Na terra de José de Alencar, fez amizades e, inclusive, foi convidado para se candidatar à vaga disponível na Academia Cearense de Letras.
Recusou… E recusaria quantas vezes fosse necessário. “Recebi convite da
Cearense e da Paulista de Letras, mas eu só quero a Brasileira. Por
exemplo, se sou jogador de futebol, só me interessa a Seleção. Não vou
jogar em ‘timezinho”, assegura.
O sergipano já morou em São Paulo, Fortaleza e, atualmente, vive na Bahia (FOTO: Arquivo pessoal) |
Entrar
na Academia Brasileira de Letras seria como não morrer, para Belinho.
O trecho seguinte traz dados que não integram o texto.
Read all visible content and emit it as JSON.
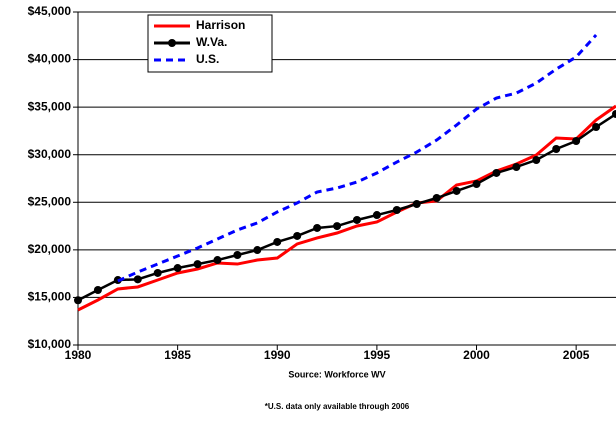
{
  "chart_data": {
    "type": "line",
    "x": [
      1980,
      1981,
      1982,
      1983,
      1984,
      1985,
      1986,
      1987,
      1988,
      1989,
      1990,
      1991,
      1992,
      1993,
      1994,
      1995,
      1996,
      1997,
      1998,
      1999,
      2000,
      2001,
      2002,
      2003,
      2004,
      2005,
      2006,
      2007
    ],
    "series": [
      {
        "name": "Harrison",
        "color": "#ff0000",
        "values": [
          13680,
          14730,
          15890,
          16100,
          16830,
          17570,
          17990,
          18620,
          18510,
          18930,
          19140,
          20620,
          21250,
          21770,
          22510,
          22930,
          23980,
          24930,
          25140,
          26820,
          27240,
          28290,
          29020,
          29970,
          31760,
          31650,
          33640,
          35120
        ]
      },
      {
        "name": "W.Va.",
        "color": "#000000",
        "values": [
          14700,
          15780,
          16830,
          16900,
          17570,
          18090,
          18500,
          18930,
          19460,
          19980,
          20830,
          21460,
          22300,
          22500,
          23140,
          23660,
          24190,
          24820,
          25450,
          26190,
          26920,
          28080,
          28710,
          29440,
          30600,
          31440,
          32910,
          34280
        ]
      },
      {
        "name": "U.S.",
        "color": "#0000ff",
        "values": [
          null,
          null,
          16730,
          17670,
          18510,
          19350,
          20200,
          21140,
          22090,
          22830,
          23980,
          24930,
          26080,
          26500,
          27130,
          28080,
          29230,
          30280,
          31540,
          33120,
          34800,
          35960,
          36480,
          37530,
          39000,
          40270,
          42580,
          null
        ]
      }
    ],
    "xlim": [
      1980,
      2007
    ],
    "xticks": [
      1980,
      1985,
      1990,
      1995,
      2000,
      2005
    ],
    "ylim": [
      10000,
      45000
    ],
    "yticks": [
      {
        "value": 10000,
        "label": "$10,000"
      },
      {
        "value": 15000,
        "label": "$15,000"
      },
      {
        "value": 20000,
        "label": "$20,000"
      },
      {
        "value": 25000,
        "label": "$25,000"
      },
      {
        "value": 30000,
        "label": "$30,000"
      },
      {
        "value": 35000,
        "label": "$35,000"
      },
      {
        "value": 40000,
        "label": "$40,000"
      },
      {
        "value": 45000,
        "label": "$45,000"
      }
    ],
    "grid": true,
    "legend": "upper left",
    "annotations": [
      "Source: Workforce WV",
      "*U.S. data only available through 2006"
    ]
  }
}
Precisa, no entanto, aderir ao consolo da imaginação para tornar-se
imortal. Ele tenta há mais de duas décadas realizar o sonho de sustentar
um fardão verde-escuro, com ramos de café bordados a fios de ouro. Para
assumir a cadeira, baseia-se no volume de obras escritas e publicadas. E
insiste que quem duvidar do número (1.091) esteja à vontade para contar obra por obra. “Eu convoco toda a imprensa para vir contar meus livros. Não sou mentiroso. Posso até ganhar o guinness book (Livro dos Recordes), mas isso não me interessa”.
Obras e mais obras
Escreve em todos os gêneros literários, com destaque para o jurídico. Seu primeiro livro, intitulado Como agem os ladrões,
refere-se ao tempo em que atuou como investigador de polícia, em São
Paulo. “Vendeu muito. De lá para cá nunca mais parei, mas os livros que
mais me orgulham são os jurídicos, que estão na praça há cerca de 40
anos”, revela, acrescentando que também produz contos pornográficos,
utilizando pseudônimo, com nomes franceses, americanos e italianos. “Eu
faço o que o povo compra. Quando passo para a pesada, uso pseudônimo
para ninguém saber que sou eu”, brinca.
As obras foram publicados por grandes, médias e pequenas editoras como Nobel, Salesiana, L. Oren, Luzeiro, Ibrex. Alguns dos títulos são Contos do Vigário; Como Redigir Petições, Procurações, Contratos, Distratos, Requerimentos e Atestados (considerado best-seller da Editora Nobel, com mais de 75 mil cópias vendidas); Sexos, Delírios e Tormentos; Loucuras do Sexo.
Na prateleira do escritor ainda há livros de piadas, de contos
infantis, de pensamentos e de romances. Há também sonetos dedicados à
Bahia, às mulheres e à sua querida ABL.
Belinho baseia-se no volume de obras para assumir a vaga na ABL (FOTO: Arquivo pessoal) |
Mas
a maior parte de sua obra está em papel sulfite, em impressões caseiras
ou de pequenas gráficas. “Diga para todo mundo que tenho o Grande Dicionário de Gírias Brasileiras,
que tem 500 páginas, com o mesmo formato do Aurélio. Ele está à
disposição para editores. Quero ver se, nesse ano, a gente coloca para
frente”, afirma Belinho, que também é compositor de 225 músicas e já ganhou até Disco de Ouro, com a balada brega Placa de Venda, gravada em parceria com Marcelo Reis.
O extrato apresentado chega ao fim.